Other Republicans who voted for the House health care bill, however, dismissed the notion that they ought to be concerned about their political futures.

“I don’t think of the bill in those terms whatsoever,” said Rep. Tom MacArthur (R-N.J.), who authored the amendment that ultimately helped pass the House bill. “To look at a health care bill that affects millions of lives, to look at it through the lens of does it hurt or help me, that to me is really inappropriate and cynical.”

Rep. Darrell Issa (R-Calif.), a vulnerable California Republican whose district Democrat Hillary Clinton won in last year’s presidential election, similarly dismissed the question.

“I don’t care,” he said. “I mean, [Obamacare] is already hurting my state.”

Beyond Capitol Hill, some conservative pundits fumed as Obamacare repeal appeared to be unraveling. Radio show host Hugh Hewitt, for one, ranted on Twitter about the handful of Republicans who stood in the way of getting it done.

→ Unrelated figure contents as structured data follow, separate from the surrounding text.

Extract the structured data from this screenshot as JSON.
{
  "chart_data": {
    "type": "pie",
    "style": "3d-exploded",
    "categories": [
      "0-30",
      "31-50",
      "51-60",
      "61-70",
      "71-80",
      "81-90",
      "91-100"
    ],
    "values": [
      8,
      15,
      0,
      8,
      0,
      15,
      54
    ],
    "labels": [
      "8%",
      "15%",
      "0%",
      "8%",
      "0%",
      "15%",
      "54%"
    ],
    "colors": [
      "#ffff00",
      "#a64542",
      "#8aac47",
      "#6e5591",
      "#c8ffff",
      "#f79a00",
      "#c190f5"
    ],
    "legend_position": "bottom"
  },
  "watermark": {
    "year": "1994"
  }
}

Hewitt said everyone knows “the list to blame” for failing to repeal the law, and named senators who at some stage opposed the bill on the table: Sens. Dean Heller (R-Nev.), Ron Johnson (R-Wis.), Susan Collins (R-Maine), Rand Paul (R-Ky.), Mike Lee (R-Utah) and Jerry Moran (R-Kan.). He even called for removing one of them from office, even if that means a Democrat ultimately wins the Senate seat in 2018.

“But to be clear, it began w/ @DeanHeller. If #RepealPlus2Years fails he has to be replaced, even if by a D,” Hewitt tweeted.

Some senators are just as peeved as Hewitt, including one senator Hewitt complained about. Paul, who’s been calling for completely doing away with Obamacare, with or without a replacement, grumbled about his moderate colleagues who stood in the way of fully repealing the law.

“They’re going to have to go home and explain why they used to be for it and now they’re no longer for it. That’s a big change in people’s opinion,” he said.

“There’s some variation of repeal, certainly, that must pass,” Paul added, “or these people really don’t believe anything they said.”